Strona:Juljusz Verne-Czarne Indje.djvu/018

Ta strona została przepisana.

To pożegnanie pozostawiło niezatarte wspomnienie w sercach poczciwych górników. Powoli cały ten tłum opuścił podwórze. Pusto się zrobiło w koło Jamesa Starr. Czarny grunt drogi, wiodącej do sztolni Dochart, zadźwięczał raz ostatni pod stopami górników i milczenie grobowe zaległo w tej ożywionej dotąd kopalni Aberfoyle.

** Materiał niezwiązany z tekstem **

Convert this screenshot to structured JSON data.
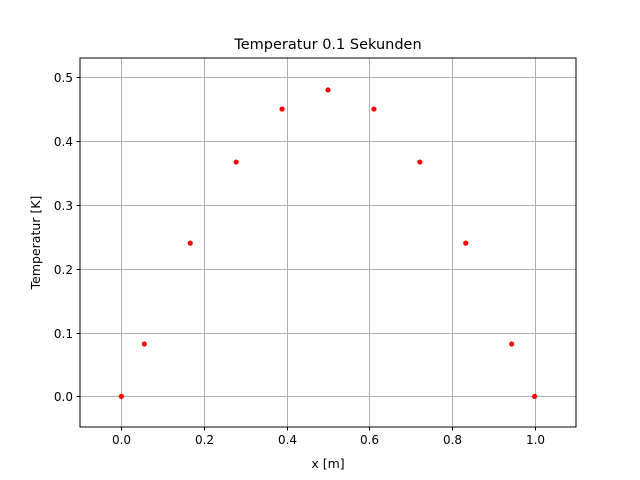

Jeden tylko człowiek pozostał przy Jamesie Starr. Był to nadsztygar Szymon Ford. Przy nim stał młody piętnastoletni chłopiec, syn jego Henryk, który już od lat kilku należał do pracowników podziemnych.
James Starr i Szymon Ford znali się dobrze i co za tem idzie szanowali się wzajemnie.
— Bądźcie zdrowi Szymonie! — rzekł inżynier.
— Bądź pan zdrów — panie James — odrzekł nadsztygar, a raczej pozwól mi powiedzieć sobie: Do widzenia!
— Tak, do widzenia Szymonie! odparł James Starr. Bądźcie przekonani, że będę rad ilekroć was spotkam i będę mógł z wami porozmawiać o naszej starej Aberfoyle!
— Wiem o tem, panie James.
— Dom mój w Edymburgu jest dla was otwartym.
— Edymburg! — rzekł dozorca wstrząsając głową — to daleko, bardzo daleko od sztolni Dochart!